Have you guys seen that show on A&E, the one called Hoarders. It's about hoarders, aka people who collect and keep lots and LOTS of stuff to the detriment of their lives and families. I know, shocker. But bear with me while you reel from that revelation, okay?
I was watching it tonight, you know, when I couldn't sleep. (I can never sleep. I don't sleep. Until morning and then I have a hard time waking up. Go figure. The sudden revelations I'm pouring out for you tonight are just almost breathtaking.) Where was I? Oh, yes. Tonight on Hoarders they featured this lady, somewhat old but not like one foot in the grave old, who had this weird need - nay addiction - to collecting food. Not eating it, mind you. Just shoving it in her fridge to rot. Or her freezer. Or, you know, when she ran out of room inside things she just left the food on her floor. On her floor, rotting, with flies crawling all over it. Seriously, I've seen a lot of gross things - dirty diapers for one, laundry for a family of 4 for another, my brothers' room growing up - but this was gross. When this lady pulled out a drawer from her fridge that had an inch of brown, liquid slime coating the bottom - well, that's the first time I almost lost my insides watching TV. It was so wrong on all kinds of levels.

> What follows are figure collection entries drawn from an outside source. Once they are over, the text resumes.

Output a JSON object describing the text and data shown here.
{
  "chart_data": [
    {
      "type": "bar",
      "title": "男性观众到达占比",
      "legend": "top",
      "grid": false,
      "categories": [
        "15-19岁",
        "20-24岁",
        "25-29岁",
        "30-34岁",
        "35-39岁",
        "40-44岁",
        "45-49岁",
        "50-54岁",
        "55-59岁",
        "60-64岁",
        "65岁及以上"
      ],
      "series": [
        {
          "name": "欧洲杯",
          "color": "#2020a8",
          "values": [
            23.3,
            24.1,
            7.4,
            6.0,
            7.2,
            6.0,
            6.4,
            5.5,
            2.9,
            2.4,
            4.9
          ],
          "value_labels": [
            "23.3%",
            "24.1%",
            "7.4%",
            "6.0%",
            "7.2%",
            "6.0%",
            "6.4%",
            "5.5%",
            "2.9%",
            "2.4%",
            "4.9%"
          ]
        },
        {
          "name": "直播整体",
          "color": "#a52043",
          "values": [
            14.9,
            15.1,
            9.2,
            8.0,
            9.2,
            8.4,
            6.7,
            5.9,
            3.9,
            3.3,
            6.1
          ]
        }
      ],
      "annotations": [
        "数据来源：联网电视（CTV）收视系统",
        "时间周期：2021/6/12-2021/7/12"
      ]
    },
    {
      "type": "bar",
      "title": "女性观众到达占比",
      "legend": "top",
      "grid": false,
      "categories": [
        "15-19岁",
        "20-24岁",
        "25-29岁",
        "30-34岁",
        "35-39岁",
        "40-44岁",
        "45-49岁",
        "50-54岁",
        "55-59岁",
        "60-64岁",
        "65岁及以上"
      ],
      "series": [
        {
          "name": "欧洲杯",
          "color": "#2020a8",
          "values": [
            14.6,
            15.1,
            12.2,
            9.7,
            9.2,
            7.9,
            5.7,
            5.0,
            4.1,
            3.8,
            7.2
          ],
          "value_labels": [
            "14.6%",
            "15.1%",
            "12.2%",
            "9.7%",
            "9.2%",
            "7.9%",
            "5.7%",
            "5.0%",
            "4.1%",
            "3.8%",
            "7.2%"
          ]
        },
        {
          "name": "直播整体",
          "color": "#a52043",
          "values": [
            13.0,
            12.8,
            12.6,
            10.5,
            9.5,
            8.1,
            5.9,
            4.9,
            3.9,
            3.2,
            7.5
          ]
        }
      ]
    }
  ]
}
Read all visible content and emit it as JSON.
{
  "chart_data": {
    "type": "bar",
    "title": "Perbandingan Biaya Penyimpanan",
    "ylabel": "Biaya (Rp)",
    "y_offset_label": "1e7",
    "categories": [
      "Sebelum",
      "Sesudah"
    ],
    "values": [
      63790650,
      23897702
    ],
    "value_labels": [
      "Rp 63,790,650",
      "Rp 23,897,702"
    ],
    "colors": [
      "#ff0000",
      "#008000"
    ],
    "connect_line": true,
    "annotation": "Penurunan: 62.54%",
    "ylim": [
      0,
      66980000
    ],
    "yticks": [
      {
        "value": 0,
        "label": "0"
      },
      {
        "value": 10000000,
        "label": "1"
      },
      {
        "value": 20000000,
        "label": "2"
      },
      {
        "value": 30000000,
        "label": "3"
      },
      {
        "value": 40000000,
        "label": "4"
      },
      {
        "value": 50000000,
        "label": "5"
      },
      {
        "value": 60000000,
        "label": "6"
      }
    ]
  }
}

And I thought to myself: How could she let it get like that?
And then I went to do some laundry. And I had this little light bulb moment. The lady was hoarding food, yes. And junk too, don't forget the piles of useless junk lining her floor from pillar to post. But, I kind of get it. She was hoarding something physical that made her feel safe, secure, independent. Sure, it was 600 different kinds of wrong. But I get it. Because every day I hide behind the things I hoard. Like my weight. Like my computer time. Like my sad, selfish, negative choices.

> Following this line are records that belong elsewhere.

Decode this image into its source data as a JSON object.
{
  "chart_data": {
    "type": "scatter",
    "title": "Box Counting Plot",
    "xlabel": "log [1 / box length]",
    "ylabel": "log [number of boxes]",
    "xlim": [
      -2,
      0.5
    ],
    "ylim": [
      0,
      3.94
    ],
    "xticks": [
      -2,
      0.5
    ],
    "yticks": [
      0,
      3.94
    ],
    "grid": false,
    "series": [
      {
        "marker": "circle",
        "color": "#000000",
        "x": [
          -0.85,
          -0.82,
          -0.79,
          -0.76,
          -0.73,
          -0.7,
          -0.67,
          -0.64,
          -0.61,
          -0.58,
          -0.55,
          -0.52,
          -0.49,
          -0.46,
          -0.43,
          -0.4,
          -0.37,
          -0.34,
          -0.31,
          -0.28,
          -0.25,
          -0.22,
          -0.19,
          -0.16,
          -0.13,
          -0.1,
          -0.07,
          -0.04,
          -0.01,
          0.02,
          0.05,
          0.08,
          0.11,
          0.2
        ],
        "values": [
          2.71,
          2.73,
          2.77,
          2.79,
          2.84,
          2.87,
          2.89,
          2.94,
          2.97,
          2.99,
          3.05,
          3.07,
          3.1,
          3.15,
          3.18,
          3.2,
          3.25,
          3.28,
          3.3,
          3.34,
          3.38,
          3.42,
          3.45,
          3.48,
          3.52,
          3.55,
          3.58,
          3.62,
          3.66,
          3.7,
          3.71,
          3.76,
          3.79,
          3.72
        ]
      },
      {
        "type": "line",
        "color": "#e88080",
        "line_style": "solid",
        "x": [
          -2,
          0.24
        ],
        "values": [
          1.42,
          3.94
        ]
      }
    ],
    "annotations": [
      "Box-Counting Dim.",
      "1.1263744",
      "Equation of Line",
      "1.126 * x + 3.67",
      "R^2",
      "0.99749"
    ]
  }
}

Now I realize that we're talking about different things here. My house is usually clean (not my sister-in-law Angie clean but usually quite pleasant) - no maggots crawling around, no rotting food on my floors/fridge/counter tops (gag). It's nice here. I'm not embarrassed to have people walk in.
But on my insides, I can see how she let it get like that. I can see how one bad day leads to another; how one mean thought multiplies and takes root; how my untended self esteem will crumble; how people's opinions from 15 years ago fester, take root, and rot. I can see that.
Can I change it? That's the real question here.